I am a very lucky woman. My father in law, who is a consultant for his day job, also owns a shrimp boat, not for commercial purposes, but purely for leisure (though there isn't much leisure involved with shrimping) and for the ability to get out on the Gulf, amidst the seagulls and the fish, and catch shrimp. In fact, that shrimp boat was the only thing and I mean the ONLY thing belonging to my in-laws that survived Hurricane Katrina.
They lived right on a bay that comes off the Gulf and when Katrina came through, they lost everything. I mean literally every single thing they owned. Except for a couple of steps to nowhere, there wasn't a trace of their house or of any of their possessions to be found. Not a single stick of furniture or anything ... but up the road a couple blocks and stuck between a stop sign and some trees, there sat dad's shrimp boat with only minor damage.
Anyway, at the start of every shrimp season in the Gulf of Mexico, dad, my brother in law, and The Cajun go out on the boat in hopes of bringing home a nice catch. In exchange for my husband's strong back, we get fresh Gulf shrimp. This year dad was overseas but The Cajun and his brother got permission to take the boat out and I was the recipient of not one, but two large coolers filled to the brim with shrimp. I did give a good bit away, to my son, friends, neighbors, heck, even the ex-husband - though I did let my son take credit for giving them to him. It sure is wonderful to have fresh Gulf shrimp put up in the freezer.
While I'm on the subject ... for those of you in the U.S. of A., if it is at ALL possible for you to choose Wild American Shrimp, or Fresh Gulf Shrimp over those imported from some Asian country, PLEASE for all that is holy consider buying American and help our country's fishermen. They are struggling because of these imports - and trust me, if you knew how those imports were treated chemically, you'd never purchase another bag of frozen foreign seafood. Not only are the Wild American and Gulf Fresh shrimp much better quality and fresher, they taste better and you are supporting fishermen and women in this great country and not some foreign country where heaven knows what their standards are anyway. The American ones will be labeled - just look for it to say product of the U.S. Thank you for your support... tucking away the soapbox.
One of my most favorite gadgets has become a shrimp peeler. It sure does come in handy for when you are cooking with fresh shrimp and although I was a skeptic at first, it really does speed up the job and make it much easier. Look how nicely it peels away the shell, while removing the vein at the same time.

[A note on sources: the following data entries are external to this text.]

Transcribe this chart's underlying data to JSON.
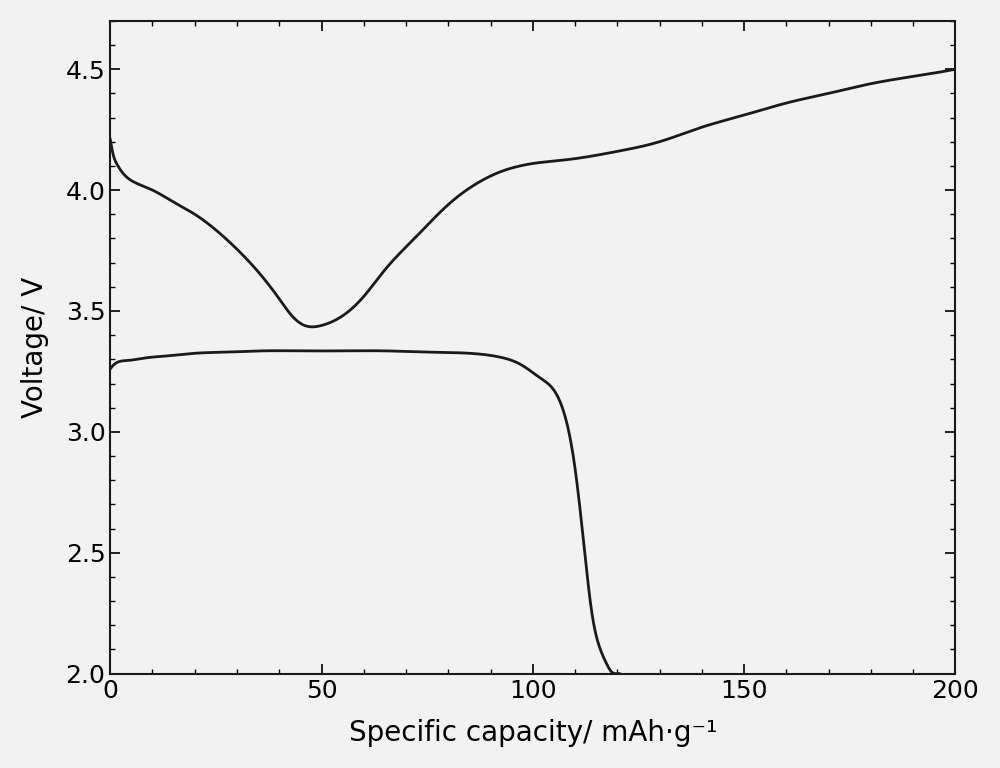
{
  "title": "",
  "xlabel": "Specific capacity/ mAh·g⁻¹",
  "ylabel": "Voltage/ V",
  "xlim": [
    0,
    200
  ],
  "ylim": [
    2.0,
    4.7
  ],
  "xticks": [
    0,
    50,
    100,
    150,
    200
  ],
  "yticks": [
    2.0,
    2.5,
    3.0,
    3.5,
    4.0,
    4.5
  ],
  "line_color": "#1a1a1a",
  "line_width": 2.0,
  "background_color": "#f0f0f0",
  "charge_curve": {
    "x": [
      0.0,
      0.3,
      0.8,
      1.5,
      3,
      6,
      10,
      15,
      20,
      26,
      32,
      37,
      40,
      43,
      46,
      50,
      55,
      60,
      65,
      72,
      80,
      88,
      93,
      97,
      100,
      105,
      110,
      120,
      130,
      140,
      150,
      160,
      170,
      180,
      190,
      200
    ],
    "y": [
      4.21,
      4.18,
      4.14,
      4.11,
      4.07,
      4.03,
      4.0,
      3.95,
      3.9,
      3.82,
      3.72,
      3.62,
      3.55,
      3.48,
      3.44,
      3.44,
      3.48,
      3.56,
      3.67,
      3.8,
      3.94,
      4.04,
      4.08,
      4.1,
      4.11,
      4.12,
      4.13,
      4.16,
      4.2,
      4.26,
      4.31,
      4.36,
      4.4,
      4.44,
      4.47,
      4.5
    ]
  },
  "discharge_curve": {
    "x": [
      0,
      1,
      4,
      8,
      14,
      20,
      28,
      36,
      45,
      55,
      65,
      75,
      85,
      92,
      97,
      102,
      107,
      110,
      112,
      114,
      116,
      117.5,
      118.5,
      119.5,
      120.5
    ],
    "y": [
      3.26,
      3.28,
      3.295,
      3.305,
      3.315,
      3.325,
      3.33,
      3.335,
      3.335,
      3.335,
      3.335,
      3.33,
      3.325,
      3.31,
      3.28,
      3.22,
      3.1,
      2.85,
      2.55,
      2.25,
      2.1,
      2.04,
      2.01,
      2.0,
      2.0
    ]
  }
}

Now this one down there in the picture, I think either my hubby picked it up on one of his shopping jaunts, or else I acquired it following the separation of "that other relationship" - I truly do not know. All I know for sure is that I did not buy it, and frankly I owned it FOREVER before I actually used it.

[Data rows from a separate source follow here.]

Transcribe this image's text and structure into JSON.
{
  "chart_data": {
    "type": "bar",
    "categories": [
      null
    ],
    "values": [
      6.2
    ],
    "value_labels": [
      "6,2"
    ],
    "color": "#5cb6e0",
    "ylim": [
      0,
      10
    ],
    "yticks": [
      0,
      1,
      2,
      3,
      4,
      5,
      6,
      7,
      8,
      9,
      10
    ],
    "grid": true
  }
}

I was used to simply hand peeling and then carefully using a paring knife to cut along the back of the shrimp to devein it. Then one day I decided to give this odd thing that had been hanging out in my drawer a try. I never knew! If you can't find one anywhere near you, Amazon has a shrimp peeler that is pretty darned close. (I am an Amazon junkie in case you didn't notice) Unlike many things that clutter up our kitchen space, this is one of those gadgets you'll find yourself reaching for time and time again if you're accustomed to cooking with fresh shrimp. Grab one for your kitchen too!

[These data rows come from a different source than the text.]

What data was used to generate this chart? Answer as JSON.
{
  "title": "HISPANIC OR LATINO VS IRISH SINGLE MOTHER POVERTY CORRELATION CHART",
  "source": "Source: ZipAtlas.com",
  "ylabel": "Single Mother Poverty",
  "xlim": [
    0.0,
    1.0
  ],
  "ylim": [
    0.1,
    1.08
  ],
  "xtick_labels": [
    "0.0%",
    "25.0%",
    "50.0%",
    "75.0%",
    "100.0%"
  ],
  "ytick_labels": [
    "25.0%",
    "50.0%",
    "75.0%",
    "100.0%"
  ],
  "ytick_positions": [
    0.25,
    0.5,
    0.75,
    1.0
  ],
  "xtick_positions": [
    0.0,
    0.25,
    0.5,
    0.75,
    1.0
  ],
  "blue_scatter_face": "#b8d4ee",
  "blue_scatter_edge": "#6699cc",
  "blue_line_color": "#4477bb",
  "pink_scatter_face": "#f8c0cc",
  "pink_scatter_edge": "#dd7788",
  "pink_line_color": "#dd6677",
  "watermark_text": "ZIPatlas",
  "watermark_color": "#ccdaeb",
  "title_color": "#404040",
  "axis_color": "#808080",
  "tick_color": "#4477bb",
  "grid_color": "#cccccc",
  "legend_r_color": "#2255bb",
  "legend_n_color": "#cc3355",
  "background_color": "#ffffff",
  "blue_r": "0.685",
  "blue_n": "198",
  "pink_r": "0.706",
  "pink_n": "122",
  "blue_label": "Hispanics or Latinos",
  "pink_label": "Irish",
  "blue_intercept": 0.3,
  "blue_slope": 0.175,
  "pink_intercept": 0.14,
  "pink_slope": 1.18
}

One unsuspecting beheaded shrimp and the tool of brilliance.
Insert the pointy part of the tool into the back of the shrimp at the head and gently slide it close along the shell toward the back of the tail, pulling in an upward motion as you go.
As you see, the shell separates while at the same time pulling along the vein. Pinch away the tail and the vein generally comes along for the ride. Discard.
Easy peasy, and, behold the masterpiece!